Мне нужны были человеческие глаза, и ты явилась мне из мира, где обитают только такие, как мы с тобой, сделанные из одного куска мрамора, да – ты выточена из мрамора, ты светишься на просвет, и я тоже теперь – свечусь, – и ты смотрела на меня не как на статую, а как на рисунок фактуры в глубине камня, мрамор – прозрачный камень, это знали великие итальянцы, угадывавшие малейшие трещинки в глубине глыбы. Ты померещилась мне и мерещишься до сих пор, я тянусь к тебе всеми моими трещинками, всеми недробимыми крупинками, всеми жилками и уплотнениями породы. Ты улыбалась, и лед Антарктиды, которую я заселил тобой, – растаял. Ты бросила солнечный блик на мою глыбу, высветив мне же – меня, мелькнула и отвернулась; а сейчас нужно просто выбросить тебя из головы, нет, не выбросить – взять тебя на руки, и вынести, и дать тебе вспорхнуть из моих ладоней, ощутить твой свет на прощание, загораясь в последний раз хрусталем, и зажмуриться: прощай! И пусть над моими льдами дуют северные ветра, пусть только пингвины, только пингвины и белая, нетронутая тишина – так будет лучше и для тебя, и для меня, – лети и не оглядыва…
2
Анатолий проснулся на боку – рука, в которой только что была горсть снега, просыпавшегося сквозь пальцы как песок и символизировавшего там, во сне, что-то связанное со временем, с его текучестью, сыпучестью, быстротой и безвозвратностью, затекла. Он тронул омертвевшую кисть, которая только что держала в своих пальцах время, другой ладонью – рука отозвалась покалываниями от самого плеча, нужно было положить ее рядом с собой и не трогать, чтобы в ее жилы вместо времени влилась кровь.
Комната, на заднем дворе которой, за книжными шкафами, припарковался его диван, не имела сейчас ничего общего ни с готическим залом, ни с пещерой – утренний свет осветил ее во всей прозаичной уютности, и он в очередной раз подумал, что в слове «ремонт» что-то есть, что-то здоровое, бодрое, приклеивающее тебя вместе с обоями к стенам этой жизни; а его обои разошлись по швам и скрутились, и на люстре сквозняк покачивает паутинку, на которой лихим серфером болтается крохотный паук, и вот все его отношения с реальностью укладываются в эти свернутые трубочкой обои, в эту паутинку на люстре, из-за которых интервью телевизионщикам приходится давать исключительно в кафе. Ибо если публика узнает, в какой обстановке рождаются его тексты, она разочаруется в них. И причина, по которой он задумался об этой паутинке и этих разошедшихся, окоченевших обоях в контексте своих собственных отношений с реальностью, крылась, конечно же, во вчерашнем переживании.

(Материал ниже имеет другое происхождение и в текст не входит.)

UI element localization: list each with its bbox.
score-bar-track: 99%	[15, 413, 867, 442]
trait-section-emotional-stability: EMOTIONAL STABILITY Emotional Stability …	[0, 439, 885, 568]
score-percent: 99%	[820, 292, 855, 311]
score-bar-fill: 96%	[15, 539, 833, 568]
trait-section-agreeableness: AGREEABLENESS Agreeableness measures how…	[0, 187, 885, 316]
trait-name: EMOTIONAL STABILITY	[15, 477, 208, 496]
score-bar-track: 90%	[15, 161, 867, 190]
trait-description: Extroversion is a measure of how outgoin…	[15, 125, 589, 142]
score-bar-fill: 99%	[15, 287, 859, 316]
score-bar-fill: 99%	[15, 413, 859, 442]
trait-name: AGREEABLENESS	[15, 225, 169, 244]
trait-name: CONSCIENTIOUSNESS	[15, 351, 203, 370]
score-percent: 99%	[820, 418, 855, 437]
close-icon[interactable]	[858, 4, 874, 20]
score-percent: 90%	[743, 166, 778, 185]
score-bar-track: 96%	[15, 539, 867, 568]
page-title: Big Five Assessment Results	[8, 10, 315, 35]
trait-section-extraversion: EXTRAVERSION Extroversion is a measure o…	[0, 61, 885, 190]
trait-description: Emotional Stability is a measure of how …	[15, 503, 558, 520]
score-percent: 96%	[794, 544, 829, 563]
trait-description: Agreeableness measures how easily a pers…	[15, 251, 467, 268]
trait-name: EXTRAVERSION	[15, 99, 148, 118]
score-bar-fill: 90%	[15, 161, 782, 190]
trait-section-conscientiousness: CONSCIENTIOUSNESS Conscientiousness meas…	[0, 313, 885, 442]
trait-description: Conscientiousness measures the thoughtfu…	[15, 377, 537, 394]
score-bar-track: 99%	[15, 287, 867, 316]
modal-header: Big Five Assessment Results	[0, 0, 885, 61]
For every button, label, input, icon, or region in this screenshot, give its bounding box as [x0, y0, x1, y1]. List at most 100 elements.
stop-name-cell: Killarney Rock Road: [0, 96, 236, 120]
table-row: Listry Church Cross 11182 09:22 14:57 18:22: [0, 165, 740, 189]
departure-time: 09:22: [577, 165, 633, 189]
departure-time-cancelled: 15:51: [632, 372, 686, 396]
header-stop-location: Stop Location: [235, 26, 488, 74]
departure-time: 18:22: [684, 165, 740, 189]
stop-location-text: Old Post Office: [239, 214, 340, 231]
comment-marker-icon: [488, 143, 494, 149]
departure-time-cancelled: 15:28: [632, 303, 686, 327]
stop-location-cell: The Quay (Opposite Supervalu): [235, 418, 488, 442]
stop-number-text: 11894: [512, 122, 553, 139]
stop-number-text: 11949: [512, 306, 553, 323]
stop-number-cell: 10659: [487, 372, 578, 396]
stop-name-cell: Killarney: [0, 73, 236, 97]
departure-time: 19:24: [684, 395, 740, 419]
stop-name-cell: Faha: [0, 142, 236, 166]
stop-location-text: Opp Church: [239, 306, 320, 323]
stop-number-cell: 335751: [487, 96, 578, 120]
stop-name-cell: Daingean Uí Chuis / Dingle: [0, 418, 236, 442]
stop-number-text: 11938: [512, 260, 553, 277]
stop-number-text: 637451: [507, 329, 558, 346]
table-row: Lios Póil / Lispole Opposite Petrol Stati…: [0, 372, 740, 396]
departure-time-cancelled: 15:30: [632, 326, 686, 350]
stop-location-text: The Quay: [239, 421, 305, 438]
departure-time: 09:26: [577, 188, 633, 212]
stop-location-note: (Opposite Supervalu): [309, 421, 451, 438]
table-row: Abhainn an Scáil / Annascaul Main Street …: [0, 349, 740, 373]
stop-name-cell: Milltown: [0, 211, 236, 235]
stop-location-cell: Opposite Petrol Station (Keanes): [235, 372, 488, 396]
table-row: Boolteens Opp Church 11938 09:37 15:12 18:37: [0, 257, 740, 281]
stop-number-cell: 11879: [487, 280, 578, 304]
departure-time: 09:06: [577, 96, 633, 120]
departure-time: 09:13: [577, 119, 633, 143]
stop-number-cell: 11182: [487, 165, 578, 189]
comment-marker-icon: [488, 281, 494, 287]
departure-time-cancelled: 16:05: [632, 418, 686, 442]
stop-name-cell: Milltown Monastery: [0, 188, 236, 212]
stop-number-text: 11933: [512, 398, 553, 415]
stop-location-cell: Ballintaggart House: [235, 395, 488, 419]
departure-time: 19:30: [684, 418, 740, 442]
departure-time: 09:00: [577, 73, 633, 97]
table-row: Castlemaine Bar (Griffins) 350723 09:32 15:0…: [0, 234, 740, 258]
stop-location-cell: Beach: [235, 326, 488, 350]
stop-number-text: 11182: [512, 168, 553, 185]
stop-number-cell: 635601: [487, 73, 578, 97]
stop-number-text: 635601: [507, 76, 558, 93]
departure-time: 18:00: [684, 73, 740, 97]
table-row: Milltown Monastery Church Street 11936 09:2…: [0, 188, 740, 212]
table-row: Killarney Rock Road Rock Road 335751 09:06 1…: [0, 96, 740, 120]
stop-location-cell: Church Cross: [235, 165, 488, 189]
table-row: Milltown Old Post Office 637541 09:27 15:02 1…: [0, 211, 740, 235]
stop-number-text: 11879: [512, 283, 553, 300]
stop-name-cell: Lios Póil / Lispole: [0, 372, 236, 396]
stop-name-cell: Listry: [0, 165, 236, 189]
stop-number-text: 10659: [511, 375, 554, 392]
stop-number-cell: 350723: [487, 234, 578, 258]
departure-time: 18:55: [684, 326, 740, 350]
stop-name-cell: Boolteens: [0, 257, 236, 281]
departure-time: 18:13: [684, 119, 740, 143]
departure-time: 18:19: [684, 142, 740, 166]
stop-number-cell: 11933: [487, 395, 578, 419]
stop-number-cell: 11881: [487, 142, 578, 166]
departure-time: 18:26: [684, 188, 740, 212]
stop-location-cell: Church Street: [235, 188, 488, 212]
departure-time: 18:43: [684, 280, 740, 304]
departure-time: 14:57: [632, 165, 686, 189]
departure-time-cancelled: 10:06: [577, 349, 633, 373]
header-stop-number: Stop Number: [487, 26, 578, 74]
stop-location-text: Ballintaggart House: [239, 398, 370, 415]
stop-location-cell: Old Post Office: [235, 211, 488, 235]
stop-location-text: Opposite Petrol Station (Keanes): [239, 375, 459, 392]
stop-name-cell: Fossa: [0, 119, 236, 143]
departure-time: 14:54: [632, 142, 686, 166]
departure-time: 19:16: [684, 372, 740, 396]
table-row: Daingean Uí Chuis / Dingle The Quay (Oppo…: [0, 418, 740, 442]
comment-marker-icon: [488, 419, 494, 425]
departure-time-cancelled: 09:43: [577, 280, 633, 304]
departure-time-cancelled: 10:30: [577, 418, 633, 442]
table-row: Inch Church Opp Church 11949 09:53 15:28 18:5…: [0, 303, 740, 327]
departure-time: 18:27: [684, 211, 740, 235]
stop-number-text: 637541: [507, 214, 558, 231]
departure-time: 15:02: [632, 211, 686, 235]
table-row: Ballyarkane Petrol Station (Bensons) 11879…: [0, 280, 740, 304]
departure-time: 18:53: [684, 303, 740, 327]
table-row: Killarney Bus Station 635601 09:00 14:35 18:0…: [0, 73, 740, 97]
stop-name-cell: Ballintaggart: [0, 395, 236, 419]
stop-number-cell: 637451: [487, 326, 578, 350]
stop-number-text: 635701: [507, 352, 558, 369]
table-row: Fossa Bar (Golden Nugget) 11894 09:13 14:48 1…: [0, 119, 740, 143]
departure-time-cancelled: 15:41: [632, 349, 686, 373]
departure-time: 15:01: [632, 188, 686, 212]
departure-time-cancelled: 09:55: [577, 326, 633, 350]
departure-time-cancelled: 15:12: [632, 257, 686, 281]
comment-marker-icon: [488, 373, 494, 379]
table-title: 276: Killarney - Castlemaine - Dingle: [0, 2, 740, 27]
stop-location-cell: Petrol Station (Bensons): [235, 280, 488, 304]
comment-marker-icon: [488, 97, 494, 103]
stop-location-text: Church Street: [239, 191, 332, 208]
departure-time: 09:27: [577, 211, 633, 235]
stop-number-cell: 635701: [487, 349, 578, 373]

Он вспоминал ее взгляд, и ему становилось грустно. Как будто сейчас в его дыхании, помимо вдоха и выдоха, появилось какое-то еще движение, рассылавшее по всему телу мурашки нетерпения, мурашки желания что-то изменить, и, будь он более закреплен за реальностью, это непременно вылилось бы в ремонт. Но в его случае, с каждым этим третьим душевным вдохом, не попадавшим в такт физического дыхания, все ближе к горлу подступал текст, который еще вчера был просто сюжетом.

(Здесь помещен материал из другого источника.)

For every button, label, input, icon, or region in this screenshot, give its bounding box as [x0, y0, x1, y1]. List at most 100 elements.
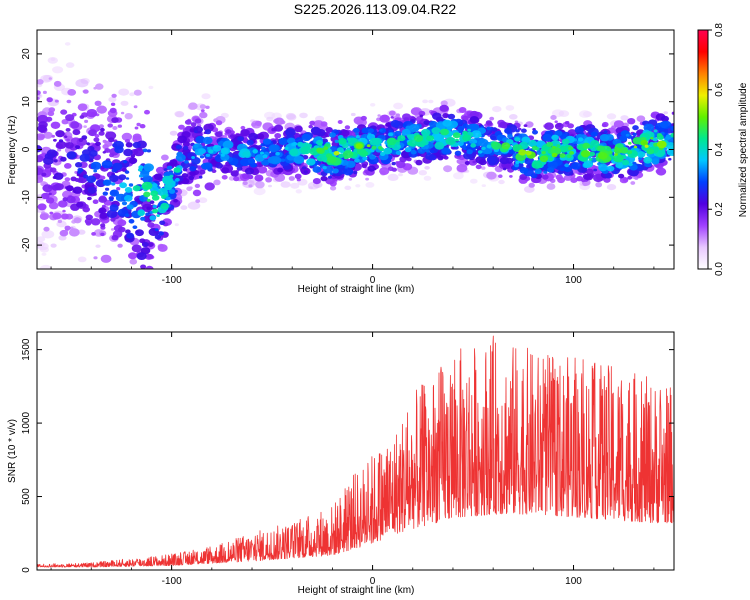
spectrogram-blob	[208, 149, 214, 154]
y-tick-label: 500	[21, 488, 32, 505]
spectrogram-blob	[590, 131, 598, 137]
spectrogram-blob	[55, 130, 65, 138]
spectrogram-blob	[247, 158, 255, 164]
spectrogram-blob	[338, 138, 347, 145]
spectrogram-blob	[145, 265, 154, 269]
spectrogram-blob	[121, 201, 128, 206]
spectrogram-blob	[582, 173, 592, 180]
spectrogram-blob	[75, 145, 81, 150]
spectrogram-blob	[486, 171, 497, 180]
spectrogram-blob	[556, 123, 562, 128]
spectrogram-blob	[38, 134, 45, 139]
spectrogram-blob	[593, 168, 598, 172]
spectrogram-blob	[111, 117, 119, 123]
spectrogram-blob	[93, 86, 97, 90]
spectrogram-blob	[129, 258, 138, 265]
spectrogram-blob	[204, 182, 215, 191]
spectrogram-blob	[199, 169, 206, 175]
spectrogram-blob	[588, 151, 596, 157]
spectrogram-blob	[632, 137, 643, 145]
spectrogram-blob	[458, 107, 467, 113]
spectrogram-blob	[485, 120, 492, 125]
spectrogram-blob	[128, 252, 138, 260]
spectrogram-blob	[85, 214, 94, 221]
spectrogram-blob	[225, 129, 232, 134]
spectrogram-blob	[489, 116, 495, 121]
spectrogram-y-axis-label: Frequency (Hz)	[7, 116, 18, 185]
spectrogram-blob	[300, 146, 311, 155]
spectrogram-blob	[644, 144, 649, 148]
spectrogram-blob	[121, 132, 133, 141]
spectrogram-blob	[190, 122, 197, 127]
spectrogram-blob	[109, 189, 120, 197]
spectrogram-blob	[155, 228, 159, 232]
spectrogram-blob	[215, 131, 223, 138]
spectrogram-blob	[342, 150, 354, 159]
spectrogram-blob	[131, 244, 142, 253]
spectrogram-blob	[146, 149, 151, 153]
spectrogram-blob	[539, 155, 549, 163]
spectrogram-blob	[507, 134, 513, 139]
spectrogram-blob	[139, 238, 146, 244]
spectrogram-blob	[636, 151, 646, 158]
spectrogram-blob	[37, 90, 41, 96]
spectrogram-blob	[41, 192, 50, 200]
spectrogram-blob	[237, 136, 245, 142]
spectrogram-blob	[486, 126, 492, 131]
spectrogram-blob	[275, 151, 280, 156]
spectrogram-blob	[124, 195, 133, 202]
spectrogram-blob	[72, 129, 81, 136]
spectrogram-blob	[65, 114, 75, 122]
spectrogram-blob	[445, 137, 456, 145]
spectrogram-blob	[169, 130, 178, 136]
spectrogram-blob	[285, 128, 296, 137]
spectrogram-blob	[53, 159, 58, 163]
spectrogram-blob	[410, 149, 417, 155]
colorbar-tick-label: 0.4	[714, 142, 725, 156]
spectrogram-blob	[550, 146, 562, 156]
spectrogram-blob	[141, 241, 149, 248]
spectrogram-blob	[593, 173, 604, 183]
y-tick-label: -20	[21, 237, 32, 252]
spectrogram-blob	[143, 191, 151, 198]
spectrogram-blob	[174, 223, 179, 227]
spectrogram-blob	[137, 210, 145, 217]
spectrogram-blob	[266, 116, 274, 122]
spectrogram-blob	[396, 144, 401, 148]
spectrogram-blob	[45, 197, 55, 204]
spectrogram-blob	[141, 292, 154, 300]
spectrogram-blob	[174, 110, 184, 118]
spectrogram-blob	[189, 170, 196, 176]
spectrogram-blob	[58, 200, 68, 208]
spectrogram-blob	[213, 145, 218, 149]
spectrogram-blob	[204, 129, 212, 135]
spectrogram-blob	[344, 185, 352, 190]
spectrogram-blob	[542, 133, 553, 142]
spectrogram-blob	[102, 139, 107, 143]
spectrogram-blob	[100, 254, 112, 263]
spectrogram-blob	[178, 124, 185, 130]
spectrogram-blob	[169, 159, 178, 166]
spectrogram-blob	[613, 171, 617, 174]
spectrogram-blob	[146, 206, 151, 210]
spectrogram-blob	[567, 123, 574, 129]
spectrogram-blob	[246, 139, 254, 146]
spectrogram-blob	[221, 167, 230, 174]
spectrogram-blob	[103, 179, 112, 186]
spectrogram-blob	[134, 291, 141, 296]
spectrogram-blob	[442, 113, 449, 119]
spectrogram-blob	[455, 138, 459, 142]
spectrogram-blob	[162, 175, 174, 185]
spectrogram-blob	[434, 141, 445, 150]
spectrogram-blob	[132, 141, 141, 149]
spectrogram-blob	[188, 175, 195, 181]
spectrogram-blob	[509, 175, 513, 178]
spectrogram-blob	[124, 213, 130, 217]
spectrogram-blob	[583, 160, 594, 168]
spectrogram-blob	[604, 172, 613, 179]
spectrogram-blob	[106, 209, 118, 219]
spectrogram-blob	[114, 145, 124, 154]
spectrogram-blob	[320, 121, 328, 127]
spectrogram-blob	[64, 177, 71, 182]
spectrogram-blob	[618, 173, 625, 179]
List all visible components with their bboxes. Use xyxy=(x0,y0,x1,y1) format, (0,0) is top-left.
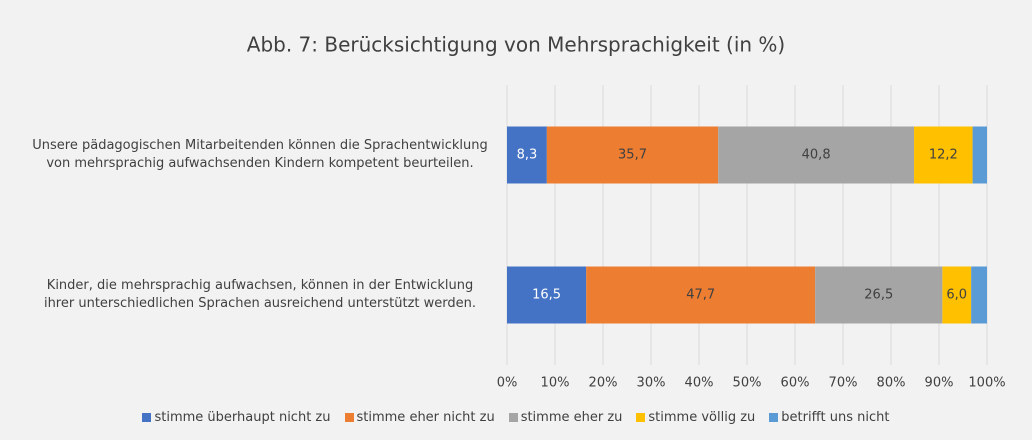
x-tick-label: 10% xyxy=(541,376,570,391)
bar-segment xyxy=(971,266,987,324)
bar-segment xyxy=(546,126,719,184)
x-tick-label: 50% xyxy=(733,376,762,391)
legend-swatch xyxy=(769,413,779,422)
x-tick-label: 100% xyxy=(968,376,1005,391)
bar-segment xyxy=(507,266,587,324)
bar-segment xyxy=(942,266,972,324)
legend-label: betrifft uns nicht xyxy=(781,410,890,425)
legend-item: stimme eher zu xyxy=(508,410,623,425)
bar-segment xyxy=(972,126,987,184)
data-label: 26,5 xyxy=(864,288,893,303)
category-label: Kinder, die mehrsprachig aufwachsen, kön… xyxy=(43,278,477,311)
data-label: 8,3 xyxy=(517,148,538,163)
x-tick-label: 20% xyxy=(589,376,618,391)
data-label: 16,5 xyxy=(532,288,561,303)
chart-title: Abb. 7: Berücksichtigung von Mehrsprachi… xyxy=(247,33,785,57)
data-label: 47,7 xyxy=(686,288,715,303)
x-tick-label: 90% xyxy=(925,376,954,391)
x-tick-label: 40% xyxy=(685,376,714,391)
category-label: Unsere pädagogischen Mitarbeitenden könn… xyxy=(32,138,488,171)
bar-segment xyxy=(914,126,973,184)
legend-item: stimme völlig zu xyxy=(636,410,755,425)
x-tick-label: 80% xyxy=(877,376,906,391)
bar-segment xyxy=(815,266,943,324)
x-tick-label: 30% xyxy=(637,376,666,391)
x-tick-label: 60% xyxy=(781,376,810,391)
bar-segment xyxy=(507,126,547,184)
data-label: 6,0 xyxy=(946,288,967,303)
x-tick-label: 70% xyxy=(829,376,858,391)
legend-item: betrifft uns nicht xyxy=(769,410,890,425)
data-label: 35,7 xyxy=(618,148,647,163)
legend-label: stimme eher nicht zu xyxy=(356,410,495,425)
legend-item: stimme eher nicht zu xyxy=(344,410,495,425)
bar-segment xyxy=(586,266,816,324)
legend-label: stimme völlig zu xyxy=(648,410,756,425)
legend-label: stimme eher zu xyxy=(520,410,623,425)
bar-segment xyxy=(718,126,915,184)
legend-swatch xyxy=(142,413,152,422)
legend-item: stimme überhaupt nicht zu xyxy=(142,410,331,425)
legend: stimme überhaupt nicht zu stimme eher nic… xyxy=(0,410,1032,425)
legend-label: stimme überhaupt nicht zu xyxy=(154,410,331,425)
x-tick-label: 0% xyxy=(497,376,518,391)
data-label: 40,8 xyxy=(802,148,831,163)
legend-swatch xyxy=(344,413,354,422)
data-label: 12,2 xyxy=(929,148,958,163)
legend-swatch xyxy=(636,413,646,422)
legend-swatch xyxy=(508,413,518,422)
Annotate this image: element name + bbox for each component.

И это было, конечно, прекрасно, ибо вчера из-за отсутствия уже готового текста на электронном ящике переводчика Анатолий имел длинный англоязычный телефонный разговор с редактором американского глянцевого журнала, выкупившего этот текст по тем четырем предложениям, в которые помещалось краткое описание замысла. И оба понимали, что эта случайная раскрутка бренда Nevinskiy, перекрывавшая скромную известность на родине, происходит не от того, что проза Анатолия, да еще прополотая переводом, представляет собой сколько-нибудь существенный интерес, но потому, что интерес во всем мире представляют бренд Muravieff и статус страны, им управляемой, как «последней диктатуры Европы». Как сказал ему представитель немецкого агентства, занимавшегося сопровождением его текстов, «специфика нашего века заключается в том, что антиутопии могут писаться на совершенно реальном материале. Не нужно больше выдумывать „1984“, просто посмотрите по сторонам». Здесь по-прежнему случались сюжеты, в Западной Европе и США исчерпавшиеся в шестнадцатом веке. Размеренная и сытая жизнь не располагала к шекспировским страстям. Здесь каждый день в новостях можно было прочесть о предательствах и благородстве, о подвигах и низости, и читатель хотел знать, чем живут все эти люди, что чувствуют, как любят и что думают, глядя на ночное небо, и на эти вопросы новости ответить были не в силах, и тут приходил черед Анатолия. Тот факт, что он ни разу не побывал на допросе в МГБ, означал, что его взгляды на ночное небо в целом соответствуют мнению о ночном небе МГБ.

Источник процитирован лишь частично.